The crossed identities is the most interesting aspect of the dreams. I
have myself had dreams where a person looked exactly like real-life
acquaintance A but in the dream I knew was definitely real-life
acquaintance B. That’s something I hadn’t seen done before in cinematic
dream sequences (Though I suspect the shifting identities in certain
David Lynch films are an allusion to this element of dreaming.)

Aside
from the crossed identities, the dream sequences are hit or miss. The
opening couple of dreams before the credits are actually rather
striking. But as for the sequences that follow, occasionally they’ll
achieve an interesting mood, occasionally there’ll be a beautiful image,
but often they just seem obscure, and insufficiently interesting
visually to justify the obscurity. Ultimately, the strange dreams are
revealed to all be pieces in a coherent backstory, but we’re neither
given enough information to start piecing that together ourselves, nor
are the dreams themselves visually intriguing enough to justify not
knowing what’s going on.  The editing of the dream sequences is often
overly reliant on music, which makes it feel like a series of music
videos.

It picks up in the last third, when The Patient finally
puts the pieces together and lets the audience know what’s going on.
Here, the B-movie elements override the experimental film elements.

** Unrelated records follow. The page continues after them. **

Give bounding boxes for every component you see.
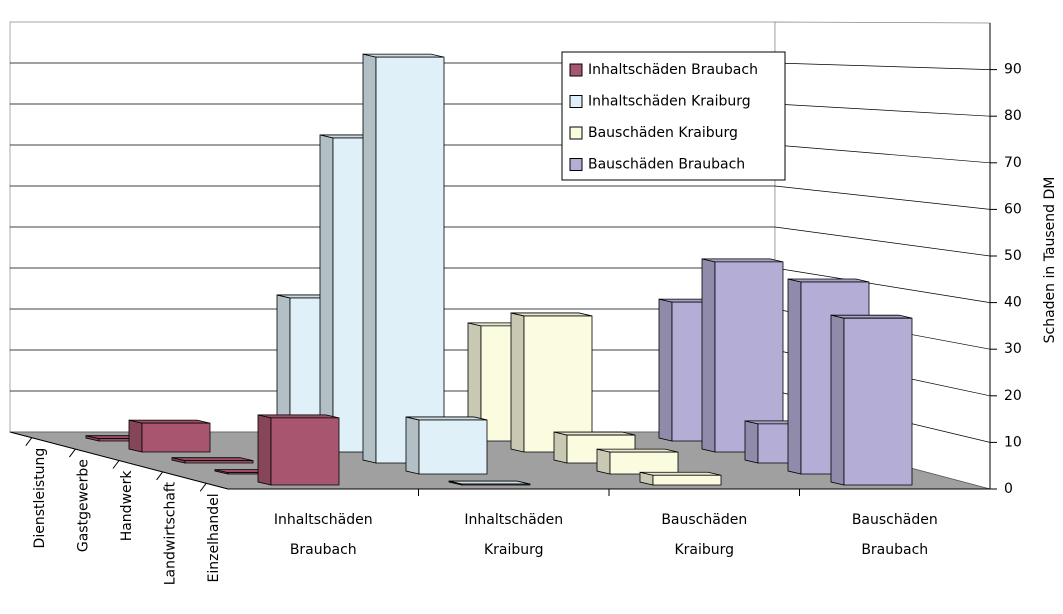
depth-label: Landwirtschaft <box>163 481 179 585</box>
bar-top <box>405 416 488 421</box>
depth-tick <box>199 482 207 492</box>
bar-front <box>375 56 445 464</box>
bar <box>510 312 593 453</box>
legend-label: Inhaltschäden Kraiburg <box>588 94 751 110</box>
x-tick-label: Braubach <box>290 542 357 558</box>
depth-tick <box>112 460 120 469</box>
bar-side <box>744 420 759 464</box>
depth-tick <box>156 471 164 481</box>
depth-tick <box>25 437 33 447</box>
bar-front <box>270 417 340 486</box>
bar-side <box>128 419 143 453</box>
bar-front <box>461 483 531 486</box>
legend-swatch <box>569 158 583 171</box>
y-tick-label: 60 <box>1004 201 1022 217</box>
x-tick-label: Bauschäden <box>661 512 747 528</box>
y-tick-label: 0 <box>1004 481 1013 497</box>
depth-label: Handwerk <box>119 470 135 542</box>
depth-label: Gastgewerbe <box>75 459 91 552</box>
bar-top <box>787 278 870 283</box>
bar-side <box>362 53 377 464</box>
bar <box>448 480 531 486</box>
bar-side <box>257 414 272 486</box>
bar <box>362 53 445 464</box>
bar-top <box>257 414 340 419</box>
y-tick-label: 90 <box>1004 62 1022 78</box>
bar-side <box>830 314 845 486</box>
bar-top <box>362 53 445 58</box>
bar-front <box>141 422 211 453</box>
grid-line <box>774 62 991 70</box>
bar-side <box>701 258 716 453</box>
bar <box>257 414 340 486</box>
bar-front <box>652 474 722 486</box>
x-tick-label: Inhaltschäden <box>464 512 563 528</box>
x-tick-label: Inhaltschäden <box>274 512 373 528</box>
x-tick-label: Bauschäden <box>852 512 938 528</box>
y-tick-label: 30 <box>1004 341 1022 357</box>
bar-top <box>830 314 913 319</box>
y-tick-label: 50 <box>1004 248 1022 264</box>
grid-line <box>774 226 991 257</box>
x-tick-label: Kraiburg <box>674 542 734 558</box>
y-axis-title: Schaden in Tausend DM <box>1042 177 1058 344</box>
y-tick-label: 20 <box>1004 388 1022 404</box>
bar-side <box>596 448 611 475</box>
bar-top <box>171 457 254 462</box>
legend-label: Inhaltschäden Braubach <box>588 62 758 78</box>
bar <box>701 258 784 453</box>
bar-top <box>510 312 593 317</box>
depth-tick <box>69 448 76 458</box>
grid-line <box>774 267 991 303</box>
y-tick-label: 80 <box>1004 108 1022 124</box>
bar-top <box>448 480 531 485</box>
legend-swatch <box>569 63 583 77</box>
bar-side <box>553 431 568 464</box>
grid-line <box>774 103 991 117</box>
bar-front <box>418 419 488 475</box>
legend-box <box>561 51 786 181</box>
bar-side <box>405 416 420 475</box>
y-tick-label: 10 <box>1004 434 1022 450</box>
bar-top <box>639 471 722 476</box>
bar <box>639 471 722 486</box>
legend-swatch <box>569 126 583 140</box>
depth-label: Einzelhandel <box>206 493 222 582</box>
bar <box>830 314 913 486</box>
legend-label: Bauschäden Kraiburg <box>588 125 738 141</box>
bar-top <box>128 419 211 424</box>
grid-line <box>774 144 991 164</box>
bar-top <box>701 258 784 263</box>
bar-side <box>510 312 525 453</box>
x-tick-label: Braubach <box>861 542 928 558</box>
bar-front <box>843 317 913 486</box>
bar-side <box>787 278 802 475</box>
depth-label: Dienstleistung <box>32 448 48 549</box>
y-tick-label: 70 <box>1004 155 1022 171</box>
bar-front <box>609 451 679 475</box>
y-tick-label: 40 <box>1004 295 1022 311</box>
legend-label: Bauschäden Braubach <box>588 157 745 173</box>
legend-swatch <box>569 95 583 108</box>
bar <box>405 416 488 475</box>
bar-front <box>523 315 593 453</box>
x-tick-label: Kraiburg <box>484 542 544 558</box>
bar <box>171 457 254 464</box>
bar-top <box>553 431 636 436</box>
bar-side <box>658 298 673 442</box>
bar <box>596 448 679 475</box>
bar-top <box>596 448 679 453</box>
bar-front <box>184 460 254 464</box>
grid-line <box>774 185 991 210</box>
bar-side <box>319 134 334 453</box>
bar <box>128 419 211 453</box>
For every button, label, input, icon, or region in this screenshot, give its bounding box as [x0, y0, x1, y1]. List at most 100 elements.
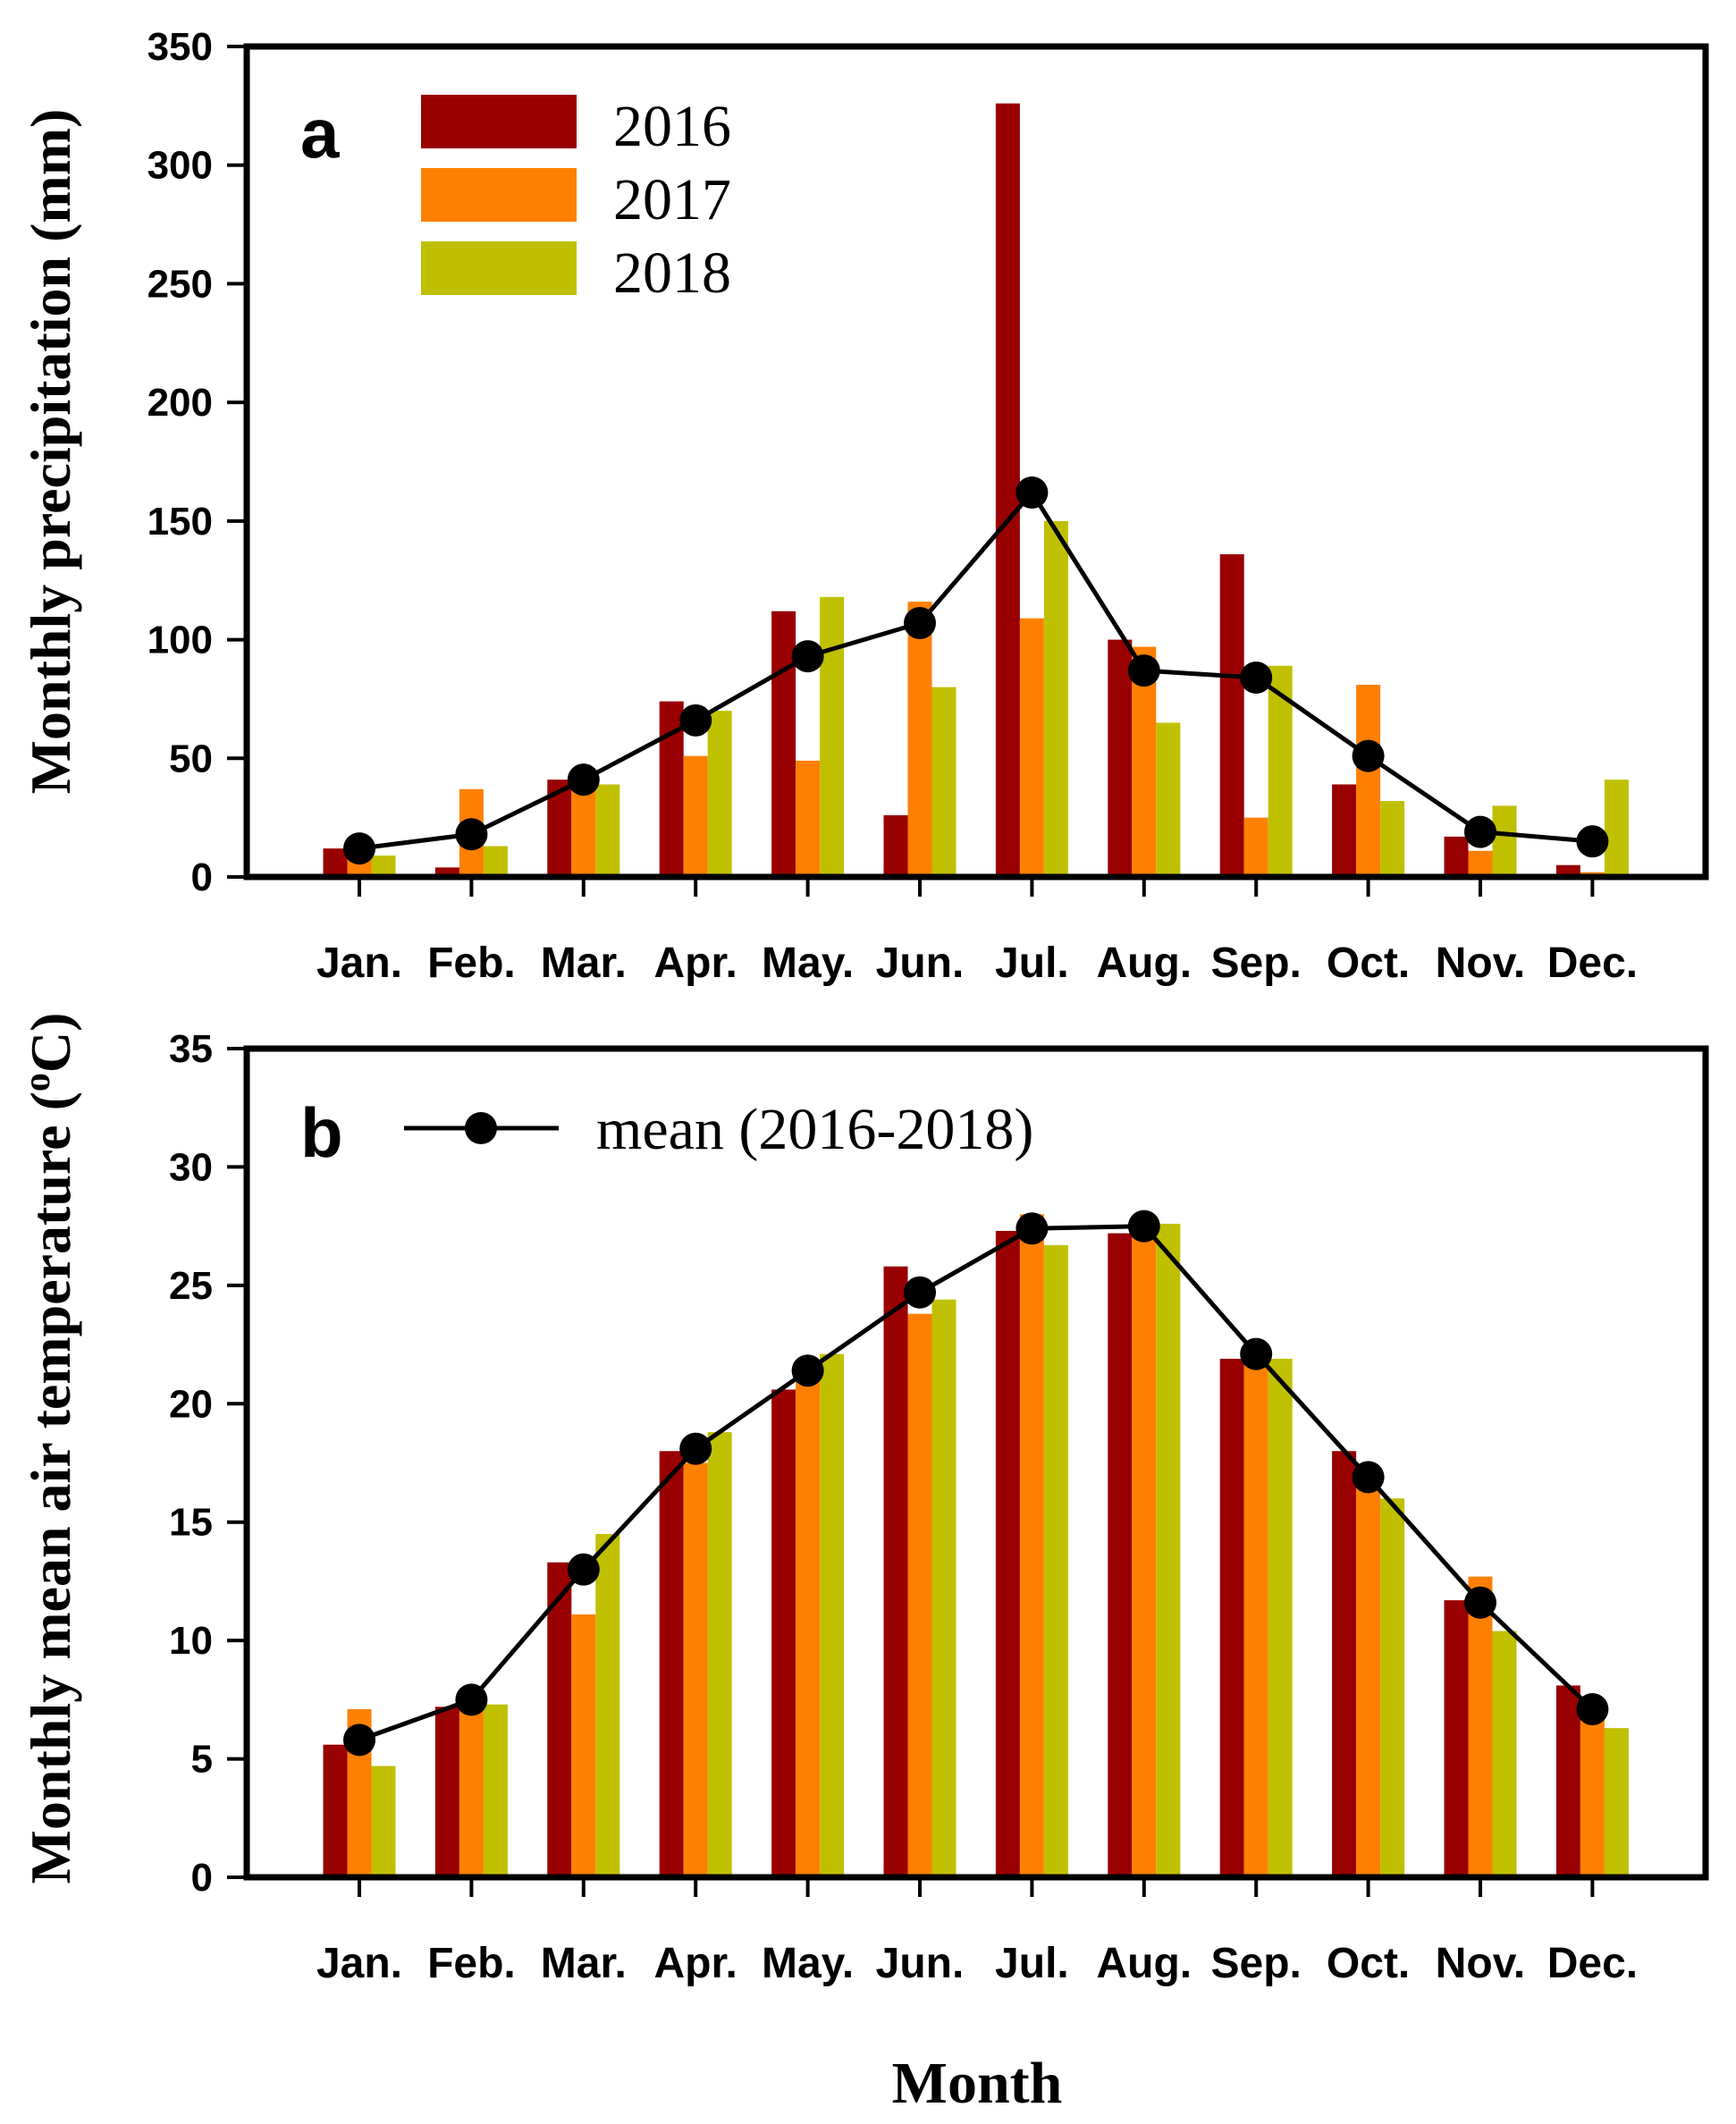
y-tick-label: 350: [147, 25, 213, 69]
mean-point-jun: [904, 606, 936, 639]
bar-2018-dec: [1604, 780, 1629, 877]
mean-point-may: [791, 1354, 824, 1387]
panel-b-bars: [323, 1214, 1629, 1877]
legend-label-2017: 2017: [613, 167, 731, 232]
bar-2017-jul: [1019, 618, 1044, 877]
legend-label-2018: 2018: [613, 240, 731, 306]
panel-b-x-ticks: Jan. Feb. Mar. Apr. May. Jun. Jul. Aug. Sep. Oct.…: [316, 1877, 1638, 1987]
bar-2018-sep: [1268, 665, 1293, 877]
bar-2016-oct: [1332, 784, 1357, 877]
x-tick-label: Feb.: [427, 1940, 516, 1987]
bar-2016-jul: [995, 103, 1020, 877]
bar-2016-jun: [883, 1266, 908, 1877]
panel-a-precipitation: 0 50 100 150 200 250 300 350 Jan. Feb. Mar. Apr. Ma…: [19, 25, 1709, 987]
bar-2016-may: [771, 611, 796, 877]
bar-2016-may: [771, 1389, 796, 1877]
bar-2016-oct: [1332, 1451, 1357, 1877]
x-tick-label: Mar.: [541, 940, 627, 987]
legend-swatch-2016: [421, 95, 577, 148]
mean-point-jun: [904, 1276, 936, 1309]
bar-2017-nov: [1468, 1576, 1493, 1877]
bar-2016-jul: [995, 1230, 1020, 1877]
x-tick-label: Oct.: [1327, 1940, 1410, 1987]
mean-point-may: [791, 640, 824, 673]
x-tick-label: Sep.: [1211, 1940, 1302, 1987]
panel-a-bars: [323, 103, 1629, 877]
mean-point-feb: [455, 818, 488, 851]
bar-2018-sep: [1268, 1358, 1293, 1877]
x-tick-label: Dec.: [1547, 1940, 1638, 1987]
bar-2016-sep: [1219, 554, 1244, 877]
bar-2018-apr: [707, 711, 732, 877]
y-tick-label: 0: [191, 856, 213, 899]
bar-2016-nov: [1444, 1600, 1469, 1877]
y-tick-label: 50: [169, 737, 213, 780]
panel-b-letter: b: [300, 1093, 343, 1172]
panel-b-mean-line: [343, 1210, 1609, 1757]
x-tick-label: Jan.: [316, 1940, 402, 1987]
mean-point-sep: [1240, 1337, 1273, 1370]
mean-point-nov: [1464, 815, 1496, 848]
mean-point-aug: [1127, 1210, 1160, 1243]
mean-point-nov: [1464, 1586, 1496, 1619]
y-tick-label: 150: [147, 500, 213, 544]
y-tick-label: 20: [169, 1382, 213, 1426]
bar-2016-sep: [1219, 1358, 1244, 1877]
bar-2017-jul: [1019, 1214, 1044, 1877]
bar-2017-sep: [1243, 1361, 1268, 1877]
bar-2016-dec: [1555, 1685, 1580, 1877]
mean-point-apr: [679, 704, 712, 737]
y-tick-label: 300: [147, 144, 213, 188]
bar-2017-oct: [1356, 685, 1381, 877]
x-tick-label: May.: [762, 1940, 854, 1987]
bar-2016-jun: [883, 814, 908, 877]
x-tick-label: Jun.: [876, 940, 965, 987]
bar-2018-oct: [1380, 1498, 1405, 1877]
mean-point-oct: [1352, 739, 1385, 772]
bar-2018-dec: [1604, 1728, 1629, 1877]
bar-2018-mar: [595, 1533, 620, 1877]
x-tick-label: Jul.: [995, 1940, 1069, 1987]
bar-2018-may: [820, 1353, 845, 1877]
x-tick-label: Nov.: [1436, 940, 1525, 987]
bar-2017-nov: [1468, 850, 1493, 877]
bar-2017-mar: [571, 781, 596, 877]
bar-2018-aug: [1156, 1223, 1181, 1877]
bar-2016-feb: [434, 867, 459, 877]
bar-2018-mar: [595, 784, 620, 877]
panel-a-mean-line: [343, 476, 1609, 865]
legend-mean-marker: [465, 1112, 497, 1144]
bar-2017-may: [796, 760, 821, 877]
bar-2017-aug: [1132, 1226, 1157, 1877]
bar-2016-jan: [323, 848, 348, 877]
y-tick-label: 35: [169, 1027, 213, 1071]
bar-2017-apr: [683, 1462, 708, 1877]
y-tick-label: 10: [169, 1619, 213, 1663]
bar-2018-jul: [1043, 1244, 1068, 1877]
bar-2017-sep: [1243, 817, 1268, 877]
bar-2018-nov: [1492, 1631, 1517, 1877]
x-tick-label: Apr.: [654, 940, 737, 987]
mean-line: [358, 488, 1593, 851]
y-tick-label: 30: [169, 1145, 213, 1189]
panel-b-y-ticks: 0 5 10 15 20 25 30 35: [169, 1027, 247, 1900]
panel-a-letter: a: [300, 94, 340, 173]
y-tick-label: 100: [147, 619, 213, 662]
bar-2018-nov: [1492, 805, 1517, 877]
y-tick-label: 200: [147, 381, 213, 425]
y-tick-label: 250: [147, 262, 213, 306]
legend-swatch-2018: [421, 241, 577, 295]
bar-2017-jun: [907, 1313, 932, 1877]
panel-a-x-ticks: Jan. Feb. Mar. Apr. May. Jun. Jul. Aug. Sep. Oct.…: [316, 877, 1638, 987]
mean-point-jan: [343, 832, 375, 865]
bar-2017-feb: [459, 1699, 484, 1877]
bar-2017-dec: [1580, 1704, 1605, 1877]
bar-2017-jun: [907, 602, 932, 877]
x-tick-label: Apr.: [654, 1940, 737, 1987]
y-tick-label: 5: [191, 1738, 213, 1782]
panel-a-y-ticks: 0 50 100 150 200 250 300 350: [147, 25, 247, 899]
bar-2016-mar: [547, 1562, 572, 1877]
legend-swatch-2017: [421, 168, 577, 222]
x-tick-label: Jan.: [316, 940, 402, 987]
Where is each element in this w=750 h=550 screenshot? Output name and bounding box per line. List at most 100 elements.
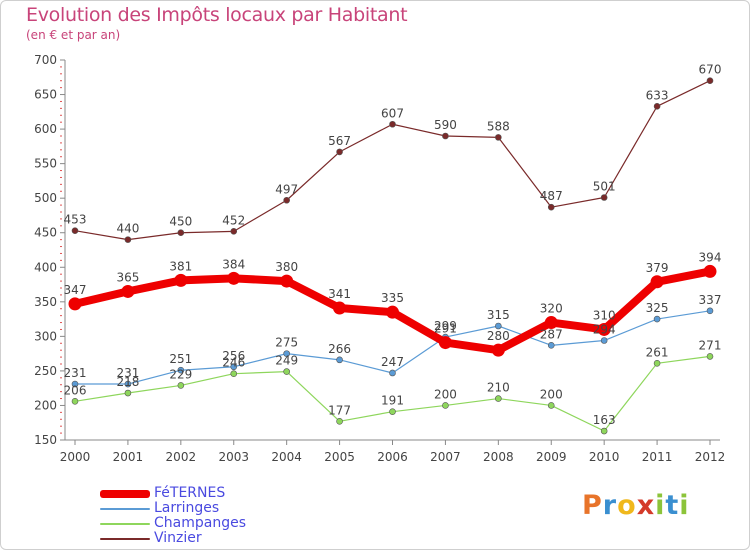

The
Patient flashes back to what happened before he was institutionalized,
and this flashback is good, solid filmmaking.


“What’s Superman going to do with a chainsaw?” is one of those ongoing zen imponderables, like “What is the sound of one hand clapping?” or “Why would God need a starship?”

Psychotropica opens
well and ends well, but the intrigue and beauty found in the beginning
fall by the wayside. If the director had made the bulk of the dream
sequences more visually compelling, I wouldn’t have minded wallowing in
the mystery of it all without a clue. Or the director could have rolled
back the subjective stylization that obscures everything and switched
briefly a more realistic style to highlight key moments in the dreams,
providing clues that might help one unravel the mystery. It’s a simple
B-movie storyline, and the dream sequences might’ve been more
interesting if the viewer was able to develop a partial grasp of what
was going on before the big reveal. All that said, this film was made
for almost no money. Given that, the fact that it has a fairly unique
(and at times compelling) look is an accomplishment. Really, most films
I’ve seen that were made with this amount of money are unwatchable. But
on its own terms, given that parts of the beginning and ending are
actually pretty good, I find myself thinking the section in between
(which is the bulk of the film) could be better.

Would make a
good double feature with: Jean Cocteau’s The Blood of a Poet.

THE
PACKAGE


For a movie with such a weird look, the transfer is
likely as good as can be. It’s 1.78:1, anamorphically enhanced. Extras
include a promotional artwork gallery, FX test footage, some amusing
footage of the director running around his house doing the foley
recordings, and a theatrical trailer.